Hanya saja, kata Rizal, ada sumber lain membenarkan terdapat seseorang bernama Hasan al-Haddad yang dimakamkan di Pondok Dayung, Tanjung Priuk. Rizal menyebut Hasan adalah cucu buyut dari Habib Hamid, pemuka agama yang wafat pada 19 Juli 1820 dan dimakamkan di Kampung Ulu, Palembang.
Hanya saja tidak terdapat data Hasan adalah seorang alim ulama. Menurut Rizal, Hasan bekerja sebagai awak kapal Syekh Mahdiyid, dengan rute pelayaran Palembang-Bangka Belitung. Berbeda dengan yang dituturkan Wahyu, menurut Rizal Hasan lahir di Palembang pada 1874, bukan 1727.
"Pada 1927, ia meninggal dalam sebuah pelayaran ke Jawa untuk menziarahi makam Wali Songo dan Habib Husein bin Abubakar Alaydrus di Luar Batang," kata Rizal.

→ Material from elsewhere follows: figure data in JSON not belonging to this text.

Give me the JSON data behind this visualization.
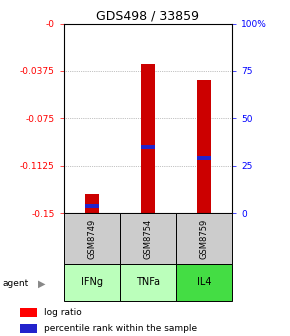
{
  "title": "GDS498 / 33859",
  "samples": [
    "GSM8749",
    "GSM8754",
    "GSM8759"
  ],
  "agents": [
    "IFNg",
    "TNFa",
    "IL4"
  ],
  "log_ratios": [
    -0.135,
    -0.032,
    -0.045
  ],
  "percentile_ranks": [
    0.04,
    0.35,
    0.29
  ],
  "ylim_left": [
    -0.15,
    0.0
  ],
  "ylim_right": [
    0.0,
    1.0
  ],
  "yticks_left": [
    -0.15,
    -0.1125,
    -0.075,
    -0.0375,
    0.0
  ],
  "yticks_right": [
    0.0,
    0.25,
    0.5,
    0.75,
    1.0
  ],
  "ytick_labels_left": [
    "-0.15",
    "-0.1125",
    "-0.075",
    "-0.0375",
    "-0"
  ],
  "ytick_labels_right": [
    "0",
    "25",
    "50",
    "75",
    "100%"
  ],
  "bar_color": "#cc0000",
  "rank_color": "#2222cc",
  "sample_bg": "#cccccc",
  "agent_colors": [
    "#bbffbb",
    "#bbffbb",
    "#44dd44"
  ],
  "grid_color": "#888888",
  "bar_width": 0.25
}
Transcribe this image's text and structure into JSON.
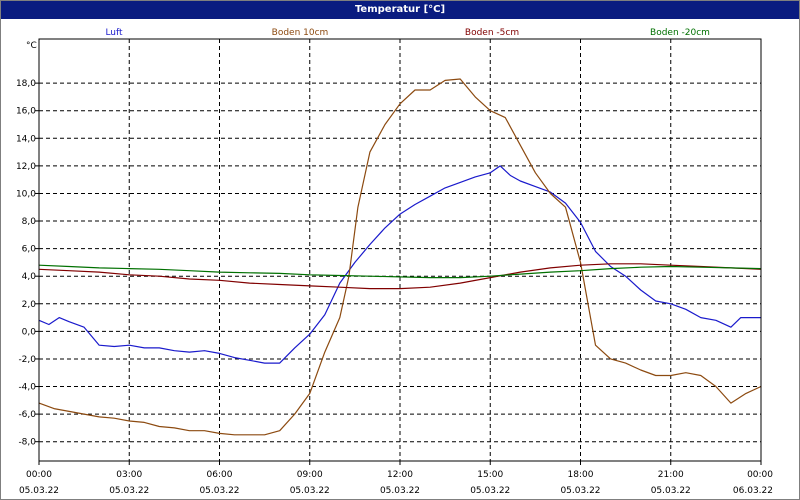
{
  "chart_data": {
    "type": "line",
    "title": "Temperatur [°C]",
    "y_unit": "°C",
    "ylim": [
      -9.4,
      21.2
    ],
    "y_ticks": [
      "-8,0",
      "-6,0",
      "-4,0",
      "-2,0",
      "0,0",
      "2,0",
      "4,0",
      "6,0",
      "8,0",
      "10,0",
      "12,0",
      "14,0",
      "16,0",
      "18,0"
    ],
    "y_tick_values": [
      -8,
      -6,
      -4,
      -2,
      0,
      2,
      4,
      6,
      8,
      10,
      12,
      14,
      16,
      18
    ],
    "xlim": [
      0,
      24
    ],
    "x_ticks": [
      {
        "time": "00:00",
        "date": "05.03.22"
      },
      {
        "time": "03:00",
        "date": "05.03.22"
      },
      {
        "time": "06:00",
        "date": "05.03.22"
      },
      {
        "time": "09:00",
        "date": "05.03.22"
      },
      {
        "time": "12:00",
        "date": "05.03.22"
      },
      {
        "time": "15:00",
        "date": "05.03.22"
      },
      {
        "time": "18:00",
        "date": "05.03.22"
      },
      {
        "time": "21:00",
        "date": "05.03.22"
      },
      {
        "time": "00:00",
        "date": "06.03.22"
      }
    ],
    "grid": true,
    "legend_position": "top",
    "series": [
      {
        "name": "Luft",
        "color": "#1a1acc",
        "x": [
          0,
          0.33,
          0.67,
          1,
          1.5,
          2,
          2.5,
          3,
          3.5,
          4,
          4.5,
          5,
          5.5,
          6,
          6.5,
          7,
          7.5,
          8,
          8.5,
          9,
          9.5,
          10,
          10.5,
          11,
          11.5,
          12,
          12.5,
          13,
          13.5,
          14,
          14.5,
          15,
          15.33,
          15.67,
          16,
          16.5,
          17,
          17.5,
          18,
          18.5,
          19,
          19.5,
          20,
          20.5,
          21,
          21.5,
          22,
          22.5,
          23,
          23.33,
          23.67,
          24
        ],
        "values": [
          0.8,
          0.5,
          1.0,
          0.7,
          0.3,
          -1.0,
          -1.1,
          -1.0,
          -1.2,
          -1.2,
          -1.4,
          -1.5,
          -1.4,
          -1.6,
          -1.9,
          -2.1,
          -2.3,
          -2.3,
          -1.2,
          -0.2,
          1.2,
          3.5,
          5.0,
          6.3,
          7.5,
          8.5,
          9.2,
          9.8,
          10.4,
          10.8,
          11.2,
          11.5,
          12.0,
          11.3,
          10.9,
          10.5,
          10.1,
          9.3,
          7.9,
          5.8,
          4.7,
          4.0,
          3.0,
          2.2,
          2.0,
          1.6,
          1.0,
          0.8,
          0.3,
          1.0,
          1.0,
          1.0
        ]
      },
      {
        "name": "Boden 10cm",
        "color": "#8c4a10",
        "x": [
          0,
          0.5,
          1,
          1.5,
          2,
          2.5,
          3,
          3.5,
          4,
          4.5,
          5,
          5.5,
          6,
          6.5,
          7,
          7.5,
          8,
          8.5,
          9,
          9.5,
          10,
          10.3,
          10.6,
          11,
          11.5,
          12,
          12.5,
          13,
          13.5,
          14,
          14.5,
          15,
          15.5,
          16,
          16.5,
          17,
          17.5,
          18,
          18.5,
          19,
          19.5,
          20,
          20.5,
          21,
          21.5,
          22,
          22.5,
          23,
          23.5,
          24
        ],
        "values": [
          -5.2,
          -5.6,
          -5.8,
          -6.0,
          -6.2,
          -6.3,
          -6.5,
          -6.6,
          -6.9,
          -7.0,
          -7.2,
          -7.2,
          -7.4,
          -7.5,
          -7.5,
          -7.5,
          -7.2,
          -6.0,
          -4.5,
          -1.5,
          1.0,
          4.0,
          9.0,
          13.0,
          15.0,
          16.5,
          17.5,
          17.5,
          18.2,
          18.3,
          17.0,
          16.0,
          15.5,
          13.5,
          11.5,
          10.0,
          9.0,
          5.0,
          -1.0,
          -2.0,
          -2.3,
          -2.8,
          -3.2,
          -3.2,
          -3.0,
          -3.2,
          -4.0,
          -5.2,
          -4.5,
          -4.0
        ]
      },
      {
        "name": "Boden -5cm",
        "color": "#800000",
        "x": [
          0,
          1,
          2,
          3,
          4,
          5,
          6,
          7,
          8,
          9,
          10,
          11,
          12,
          13,
          14,
          15,
          16,
          17,
          18,
          19,
          20,
          21,
          22,
          23,
          24
        ],
        "values": [
          4.5,
          4.4,
          4.3,
          4.1,
          4.0,
          3.8,
          3.7,
          3.5,
          3.4,
          3.3,
          3.2,
          3.1,
          3.1,
          3.2,
          3.5,
          3.9,
          4.3,
          4.6,
          4.8,
          4.9,
          4.9,
          4.8,
          4.7,
          4.6,
          4.5
        ]
      },
      {
        "name": "Boden -20cm",
        "color": "#007000",
        "x": [
          0,
          1,
          2,
          3,
          4,
          5,
          6,
          7,
          8,
          9,
          10,
          11,
          12,
          13,
          14,
          15,
          16,
          17,
          18,
          19,
          20,
          21,
          22,
          23,
          24
        ],
        "values": [
          4.8,
          4.7,
          4.6,
          4.55,
          4.5,
          4.4,
          4.3,
          4.25,
          4.2,
          4.1,
          4.05,
          4.0,
          3.95,
          3.9,
          3.9,
          4.0,
          4.15,
          4.3,
          4.4,
          4.55,
          4.65,
          4.7,
          4.65,
          4.6,
          4.55
        ]
      }
    ]
  }
}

Sarat Konflik Hingga Jadi Cagar BudayaSejarah mencatat kompleks Makam Mbah Priuk menjadi pernah pusat kontroversi dan konflik. Salah satunya adalah Tragedi Tanjung Priuk delapan tahun silam.

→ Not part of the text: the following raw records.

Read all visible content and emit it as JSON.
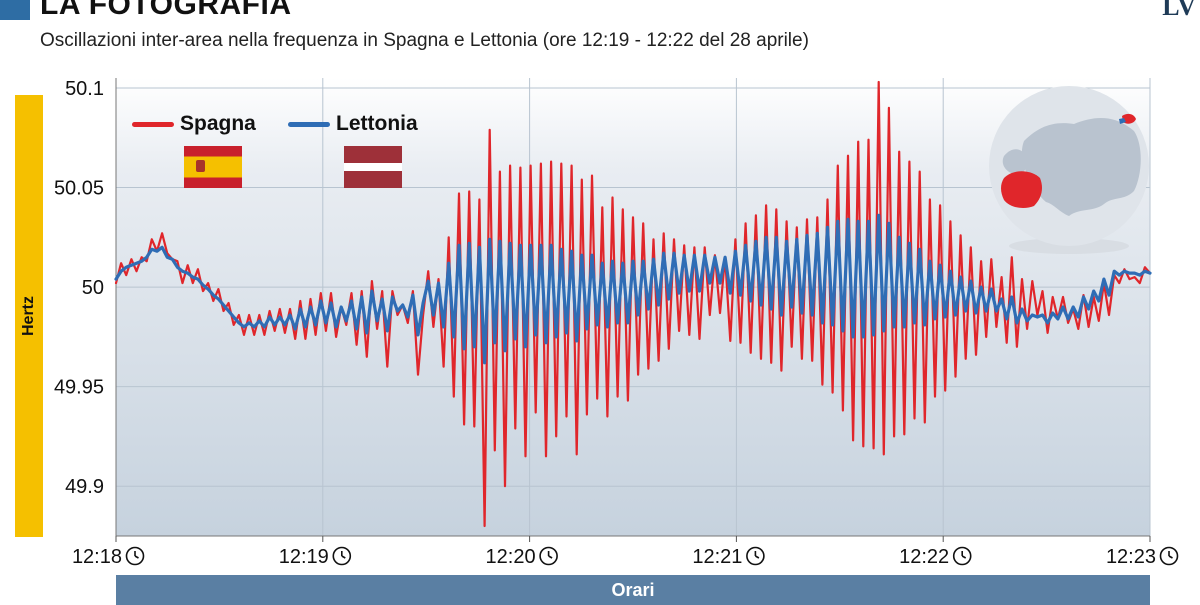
{
  "header": {
    "headline": "LA FOTOGRAFIA",
    "subtitle": "Oscillazioni inter-area nella frequenza in Spagna e Lettonia (ore 12:19 - 12:22 del 28 aprile)",
    "logo_text": "LV"
  },
  "chart_data": {
    "type": "line",
    "ylabel": "Hertz",
    "xlabel": "Orari",
    "ylim": [
      49.875,
      50.105
    ],
    "yticks": [
      49.9,
      49.95,
      50,
      50.05,
      50.1
    ],
    "ytick_labels": [
      "49.9",
      "49.95",
      "50",
      "50.05",
      "50.1"
    ],
    "xticks": [
      "12:18",
      "12:19",
      "12:20",
      "12:21",
      "12:22",
      "12:23"
    ],
    "grid": true,
    "legend_placement": "top-left",
    "sample_interval_seconds": 2,
    "series": [
      {
        "name": "Spagna",
        "color": "#e0262b",
        "values": [
          50.002,
          50.012,
          50.006,
          50.014,
          50.008,
          50.015,
          50.013,
          50.024,
          50.018,
          50.027,
          50.017,
          50.014,
          50.013,
          50.002,
          50.011,
          50.002,
          50.009,
          49.998,
          50.002,
          49.993,
          49.999,
          49.988,
          49.992,
          49.981,
          49.986,
          49.976,
          49.986,
          49.976,
          49.986,
          49.976,
          49.988,
          49.978,
          49.989,
          49.977,
          49.989,
          49.974,
          49.993,
          49.974,
          49.994,
          49.976,
          49.997,
          49.978,
          49.997,
          49.975,
          49.99,
          49.981,
          49.997,
          49.971,
          49.998,
          49.965,
          50.003,
          49.979,
          49.998,
          49.96,
          49.998,
          49.986,
          49.991,
          49.982,
          49.998,
          49.956,
          49.986,
          50.008,
          49.98,
          50.004,
          49.96,
          50.025,
          49.945,
          50.047,
          49.931,
          50.048,
          49.93,
          50.044,
          49.88,
          50.079,
          49.918,
          50.058,
          49.9,
          50.061,
          49.929,
          50.06,
          49.915,
          50.061,
          49.937,
          50.062,
          49.915,
          50.063,
          49.925,
          50.062,
          49.935,
          50.061,
          49.916,
          50.054,
          49.936,
          50.056,
          49.944,
          50.04,
          49.935,
          50.045,
          49.945,
          50.039,
          49.943,
          50.035,
          49.956,
          50.032,
          49.959,
          50.024,
          49.963,
          50.027,
          49.969,
          50.024,
          49.978,
          50.021,
          49.976,
          50.02,
          49.974,
          50.02,
          49.986,
          50.016,
          49.987,
          50.015,
          49.973,
          50.024,
          49.972,
          50.032,
          49.967,
          50.036,
          49.964,
          50.041,
          49.962,
          50.039,
          49.958,
          50.033,
          49.97,
          50.03,
          49.964,
          50.034,
          49.963,
          50.035,
          49.951,
          50.044,
          49.947,
          50.061,
          49.938,
          50.066,
          49.923,
          50.073,
          49.92,
          50.074,
          49.919,
          50.103,
          49.916,
          50.09,
          49.925,
          50.068,
          49.926,
          50.063,
          49.934,
          50.058,
          49.932,
          50.044,
          49.945,
          50.041,
          49.948,
          50.033,
          49.955,
          50.026,
          49.964,
          50.02,
          49.966,
          50.013,
          49.975,
          50.014,
          49.98,
          50.005,
          49.972,
          50.015,
          49.97,
          50.004,
          49.979,
          50.003,
          49.986,
          49.998,
          49.977,
          49.995,
          49.984,
          49.995,
          49.982,
          49.989,
          49.979,
          49.996,
          49.98,
          49.995,
          49.983,
          50.002,
          49.986,
          50.006,
          50.002,
          50.009,
          50.004,
          50.005,
          50.002,
          50.01,
          50.007
        ]
      },
      {
        "name": "Lettonia",
        "color": "#2f6db5",
        "values": [
          50.004,
          50.008,
          50.01,
          50.011,
          50.012,
          50.013,
          50.015,
          50.019,
          50.018,
          50.02,
          50.015,
          50.014,
          50.01,
          50.008,
          50.007,
          50.005,
          50.004,
          50.001,
          49.999,
          49.996,
          49.994,
          49.991,
          49.988,
          49.985,
          49.982,
          49.98,
          49.982,
          49.98,
          49.983,
          49.98,
          49.985,
          49.981,
          49.985,
          49.981,
          49.986,
          49.979,
          49.989,
          49.98,
          49.99,
          49.981,
          49.993,
          49.982,
          49.992,
          49.98,
          49.99,
          49.983,
          49.993,
          49.979,
          49.995,
          49.977,
          49.998,
          49.983,
          49.994,
          49.978,
          49.995,
          49.988,
          49.991,
          49.985,
          49.996,
          49.976,
          49.992,
          50.003,
          49.986,
          50.002,
          49.98,
          50.012,
          49.975,
          50.021,
          49.969,
          50.022,
          49.97,
          50.02,
          49.962,
          50.024,
          49.972,
          50.023,
          49.968,
          50.022,
          49.974,
          50.021,
          49.97,
          50.021,
          49.976,
          50.021,
          49.972,
          50.021,
          49.975,
          50.019,
          49.977,
          50.018,
          49.973,
          50.016,
          49.979,
          50.016,
          49.981,
          50.012,
          49.98,
          50.013,
          49.982,
          50.012,
          49.982,
          50.013,
          49.986,
          50.013,
          49.989,
          50.014,
          49.991,
          50.017,
          49.994,
          50.017,
          49.997,
          50.016,
          49.998,
          50.016,
          49.998,
          50.016,
          50.002,
          50.015,
          50.002,
          50.015,
          49.997,
          50.018,
          49.996,
          50.021,
          49.993,
          50.023,
          49.991,
          50.025,
          49.989,
          50.025,
          49.986,
          50.023,
          49.99,
          50.024,
          49.987,
          50.026,
          49.986,
          50.027,
          49.982,
          50.03,
          49.981,
          50.033,
          49.978,
          50.034,
          49.975,
          50.033,
          49.975,
          50.033,
          49.976,
          50.036,
          49.978,
          50.032,
          49.98,
          50.025,
          49.98,
          50.022,
          49.982,
          50.019,
          49.981,
          50.013,
          49.984,
          50.011,
          49.985,
          50.008,
          49.986,
          50.005,
          49.988,
          50.003,
          49.987,
          50.0,
          49.988,
          49.999,
          49.988,
          49.994,
          49.984,
          49.995,
          49.982,
          49.989,
          49.983,
          49.986,
          49.985,
          49.986,
          49.982,
          49.987,
          49.984,
          49.99,
          49.984,
          49.99,
          49.985,
          49.995,
          49.989,
          49.998,
          49.993,
          50.004,
          49.996,
          50.008,
          50.006,
          50.008,
          50.007,
          50.007,
          50.006,
          50.008,
          50.007
        ]
      }
    ]
  },
  "legend": {
    "spagna_label": "Spagna",
    "lettonia_label": "Lettonia"
  },
  "colors": {
    "spagna": "#e0262b",
    "lettonia": "#2f6db5",
    "axis_title_bar": "#f5c000",
    "xaxis_bar": "#5a7fa3"
  },
  "icons": {
    "tick_icon": "clock-icon",
    "inset": "europe-globe-icon",
    "flag_es": "spain-flag-icon",
    "flag_lv": "latvia-flag-icon"
  }
}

Wahyu mengenang saat itu ribuan Satpol PP mengepung Kompleks Makam Mbah Priuk, pada 14 April 2010. Hanya sebanyak 80 orang pengurus makam yang bertahan mengadang penggusuran.
Konflik itu pecah akibat sengketa antara ahli waris makam dengan PT Pelindo II. Ahli waris mengklaim kepemilikan tanah dengan mendasarkan pada Eigendom Verponding (surat tanah zaman kolonial) nomor 4341 dan nomor 1780 di lahan seluas 5,4 hektare.
Sedangkan, status tanah itu berdasarkan putusan Pengadilan Negeri Jakarta Utara 5 Juni 2002 adalah milik PT Pelindo II. Hal ini sesuai dengan hak pengelolaan lahan (HPL) Nomor 01/Koja dengan luas 145,2 hektare.
Pemerintah provinsi DKI Jakarta membawa ribuan Satpol PP hingga Brimob bersenjata lengkap buat mengeksekusi tanah sengketa itu. Saat penggusuran Wahyu bersama ke-80 orang lainnya hanya bertahan dan tidak menyerang.
Menurut Wahyu, karena saat itu petugas sudah merangsek masuk ke kompleks makam, ia bersama 80 pengurus lainnya mau tak mau harus mempertahankan wilayahnya dengan senjata seadanya.
Pertempuran pun pecah, kata Wahyu, korban berjatuhan terutama dari pihak Satpol PP dan Brimob yang mengepung saat itu.
"Waktu itu mereka ada yang bawa perisai, senjata segala macam, kami cuman pakai alat rebana, beberapa senjata tajam dan jumlah kami 80 orang, kami melawan mereka karena sudah masuk," kata Wahyu.
"Dengan pertolongan Allah kami menang, itu bukti cinta Habib Hasan kepada kami, waktu itu katanya ada satpol PP yang lihat orang tinggi berjubah putih, sampai burung hud yang melempar batu, itu gaib, mereka (Satpol PP) yang katanya lihat," ujarnya.
Wahyu bilang tak hanya sekali bentrokan terjadi karena sengketa lahan di Kompleks Makam Mbah Priuk. Ia menyebut paling tidak sejak zaman Orde Baru hingga reformasi sudah ada enam kali bentrokan, termasuk Tragedi Tanjung Priuk April 2010 silam.
"Kalau enggak salah ada enam kali, tahun 1994 ada, saya lupa persisnya tapi sudah beberapa kali di sini," ujar dia.
Tujuh tahun setelah Tragedi, itu Mantan Gubernur DKI Jakarta Basuki Tjahaja Purnama alias Ahok menjadikan makam Mbah Priuk sebagai cagar budaya yang perlu dilindungi.
Mantan Gubernur DKI Jakarta Basuki Tjahaja Purnama (Ahok) saat meresmikan Makam Mbah Priuk sebagai cagar budaya. (Detikcom/Nathania Riris Michico) |
Diresmikannya makam tersebut sebagai cagar budaya tertuang dalam Surat Keputusan Gubernur DKI Jakarta Nomor 438 Tahun 17 tentang Penetapan Kawasan Makam Habib Hasan (Mbah Priuk), sebagai lokasi yang dilindungi dan diperlakukan sebagai situs cagar budaya.
Rencananya, kata Wahyu, selain jadi cagar budaya di kompleks Makam Mbah Priuk hendak didirikan sekolah hingga Ruang Publik Terpadu Ramah Anak (RPTRA) oleh Ahok. Namun, kata Wahyu, Ahok keburu masuk penjara sehingga rencana tersebut urung dilaksanakan.